4.3.2. Data Ingestion Questions

Question 4

Your company uses Microsoft Fabric to integrate data from Azure Databricks and Azure Cosmos DB for unified analytics.

Which types of mirroring should you use?

  • A. Database mirroring for both
  • B. Metadata mirroring for both
  • C. Metadata mirroring for Databricks, database mirroring for Cosmos DB
  • D. Database mirroring for Databricks, metadata mirroring for Cosmos DB
Answer: C. Metadata mirroring for Databricks, database mirroring for Cosmos DB

Explanation: Azure Databricks uses metadata mirroring because Databricks data stays in place—only the Unity Catalog metadata is synchronized. Cosmos DB uses database mirroring to replicate actual data. Using database mirroring for Databricks would unnecessarily move data.


Question 5

You are implementing a data warehouse solution. You need to implement a solution that captures changes in dimension tables over time while preserving historical data.

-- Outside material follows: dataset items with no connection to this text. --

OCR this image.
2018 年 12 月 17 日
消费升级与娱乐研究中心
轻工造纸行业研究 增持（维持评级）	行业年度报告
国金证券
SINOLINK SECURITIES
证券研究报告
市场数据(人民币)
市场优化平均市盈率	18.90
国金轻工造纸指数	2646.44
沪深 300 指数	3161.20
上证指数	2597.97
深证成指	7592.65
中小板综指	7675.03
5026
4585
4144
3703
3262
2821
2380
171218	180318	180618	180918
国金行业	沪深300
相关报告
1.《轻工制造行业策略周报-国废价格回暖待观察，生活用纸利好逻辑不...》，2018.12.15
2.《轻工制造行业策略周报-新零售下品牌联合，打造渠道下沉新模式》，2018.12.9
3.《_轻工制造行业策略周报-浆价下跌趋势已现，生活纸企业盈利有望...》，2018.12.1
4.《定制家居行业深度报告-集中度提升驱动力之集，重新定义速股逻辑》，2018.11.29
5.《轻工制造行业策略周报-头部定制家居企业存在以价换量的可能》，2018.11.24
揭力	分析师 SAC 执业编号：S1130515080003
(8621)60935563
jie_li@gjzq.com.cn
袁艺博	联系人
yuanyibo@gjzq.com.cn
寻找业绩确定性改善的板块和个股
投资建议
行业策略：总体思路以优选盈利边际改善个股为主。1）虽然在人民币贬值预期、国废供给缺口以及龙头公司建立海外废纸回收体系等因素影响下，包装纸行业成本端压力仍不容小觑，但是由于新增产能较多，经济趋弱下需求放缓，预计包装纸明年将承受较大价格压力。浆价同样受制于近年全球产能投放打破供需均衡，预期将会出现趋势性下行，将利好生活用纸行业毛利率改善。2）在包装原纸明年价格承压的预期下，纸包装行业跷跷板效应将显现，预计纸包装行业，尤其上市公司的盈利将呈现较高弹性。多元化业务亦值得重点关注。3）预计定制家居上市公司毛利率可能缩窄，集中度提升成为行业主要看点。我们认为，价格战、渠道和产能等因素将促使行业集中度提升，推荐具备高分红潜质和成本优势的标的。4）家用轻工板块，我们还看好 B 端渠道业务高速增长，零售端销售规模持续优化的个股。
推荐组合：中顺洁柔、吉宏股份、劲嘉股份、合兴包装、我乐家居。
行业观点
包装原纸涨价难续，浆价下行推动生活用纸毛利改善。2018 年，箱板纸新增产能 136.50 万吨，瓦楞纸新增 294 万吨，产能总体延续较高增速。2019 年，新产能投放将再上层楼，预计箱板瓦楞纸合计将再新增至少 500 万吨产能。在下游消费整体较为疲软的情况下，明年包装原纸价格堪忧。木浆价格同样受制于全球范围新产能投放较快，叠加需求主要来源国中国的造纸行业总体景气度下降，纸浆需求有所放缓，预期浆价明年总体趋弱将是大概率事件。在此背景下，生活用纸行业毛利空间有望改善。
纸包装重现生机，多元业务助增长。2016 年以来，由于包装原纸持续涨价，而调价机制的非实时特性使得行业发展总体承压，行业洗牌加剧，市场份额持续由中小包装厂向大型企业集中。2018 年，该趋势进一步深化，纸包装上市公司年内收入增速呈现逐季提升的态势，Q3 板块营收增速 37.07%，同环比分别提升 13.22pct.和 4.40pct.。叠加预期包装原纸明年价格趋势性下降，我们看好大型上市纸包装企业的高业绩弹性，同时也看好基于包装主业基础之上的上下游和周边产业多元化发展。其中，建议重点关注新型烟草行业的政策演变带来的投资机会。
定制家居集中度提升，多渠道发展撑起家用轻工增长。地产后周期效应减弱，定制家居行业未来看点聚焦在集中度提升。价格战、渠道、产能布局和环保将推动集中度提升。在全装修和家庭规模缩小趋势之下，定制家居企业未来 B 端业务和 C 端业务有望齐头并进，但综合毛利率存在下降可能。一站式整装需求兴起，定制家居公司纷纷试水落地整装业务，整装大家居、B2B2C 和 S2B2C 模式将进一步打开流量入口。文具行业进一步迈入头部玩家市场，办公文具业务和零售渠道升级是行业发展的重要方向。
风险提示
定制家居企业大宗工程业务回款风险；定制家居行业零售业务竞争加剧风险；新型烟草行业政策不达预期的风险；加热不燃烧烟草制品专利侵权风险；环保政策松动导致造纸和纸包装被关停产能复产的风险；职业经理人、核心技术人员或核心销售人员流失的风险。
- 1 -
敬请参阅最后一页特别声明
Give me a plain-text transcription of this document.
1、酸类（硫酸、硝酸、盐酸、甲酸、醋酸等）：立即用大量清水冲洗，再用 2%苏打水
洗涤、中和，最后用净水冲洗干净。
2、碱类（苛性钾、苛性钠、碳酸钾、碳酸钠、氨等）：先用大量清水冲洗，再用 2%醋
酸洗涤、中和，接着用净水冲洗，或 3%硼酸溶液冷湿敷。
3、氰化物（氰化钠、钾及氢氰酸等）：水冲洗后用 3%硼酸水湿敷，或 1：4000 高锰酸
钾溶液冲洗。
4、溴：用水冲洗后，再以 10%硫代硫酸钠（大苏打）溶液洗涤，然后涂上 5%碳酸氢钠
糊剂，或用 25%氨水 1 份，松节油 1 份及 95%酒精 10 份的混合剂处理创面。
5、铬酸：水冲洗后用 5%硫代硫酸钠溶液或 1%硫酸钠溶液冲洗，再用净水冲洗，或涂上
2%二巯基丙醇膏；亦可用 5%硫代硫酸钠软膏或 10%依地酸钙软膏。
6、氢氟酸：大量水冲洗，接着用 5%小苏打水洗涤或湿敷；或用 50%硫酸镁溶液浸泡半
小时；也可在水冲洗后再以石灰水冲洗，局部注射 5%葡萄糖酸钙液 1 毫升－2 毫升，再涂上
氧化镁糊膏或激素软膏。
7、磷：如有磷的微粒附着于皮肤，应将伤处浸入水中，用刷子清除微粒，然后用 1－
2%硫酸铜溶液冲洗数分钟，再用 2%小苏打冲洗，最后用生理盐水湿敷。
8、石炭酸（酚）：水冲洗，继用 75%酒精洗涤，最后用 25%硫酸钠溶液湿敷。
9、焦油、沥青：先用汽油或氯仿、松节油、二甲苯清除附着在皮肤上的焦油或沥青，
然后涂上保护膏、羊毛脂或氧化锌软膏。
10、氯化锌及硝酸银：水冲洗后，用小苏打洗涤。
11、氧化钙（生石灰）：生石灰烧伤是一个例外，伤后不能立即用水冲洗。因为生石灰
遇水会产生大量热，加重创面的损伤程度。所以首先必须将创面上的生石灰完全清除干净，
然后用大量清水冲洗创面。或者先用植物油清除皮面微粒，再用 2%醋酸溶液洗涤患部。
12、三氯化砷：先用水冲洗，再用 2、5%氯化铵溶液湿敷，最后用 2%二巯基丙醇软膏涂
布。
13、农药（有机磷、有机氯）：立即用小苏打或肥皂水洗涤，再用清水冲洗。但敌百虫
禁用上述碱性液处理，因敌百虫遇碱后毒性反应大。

Which type of Slowly Changing Dimension (SCD) should you use?

  • A. Type 0
  • B. Type 1
  • C. Type 2
  • D. Type 3
Answer: C. Type 2

Explanation: Type 2 SCD creates new rows for each change, maintaining complete historical records. Type 1 overwrites existing data (no history). Type 0 never updates. Type 3 adds columns for limited history (previous value only).


Question 6

Your company uses a lakehouse architecture with Microsoft Fabric for analytics. Data is ingested using Data Factory pipelines and stored in Delta tables. You need to enhance transformation efficiency and reduce loading time.

What should you do?

  • A. Configure Spark pool with more worker nodes
  • B. Use session tags to reuse Spark sessions
  • C. Switch to a different Spark runtime version
  • D. Enable Delta Lake optimization
Answer: B. Use session tags to reuse Spark sessions

Explanation: Session tags enable Spark session reuse across pipeline activities, eliminating cold start latency (30-60 seconds per session). This directly improves transformation efficiency. Adding worker nodes increases cost but doesn't address session startup overhead.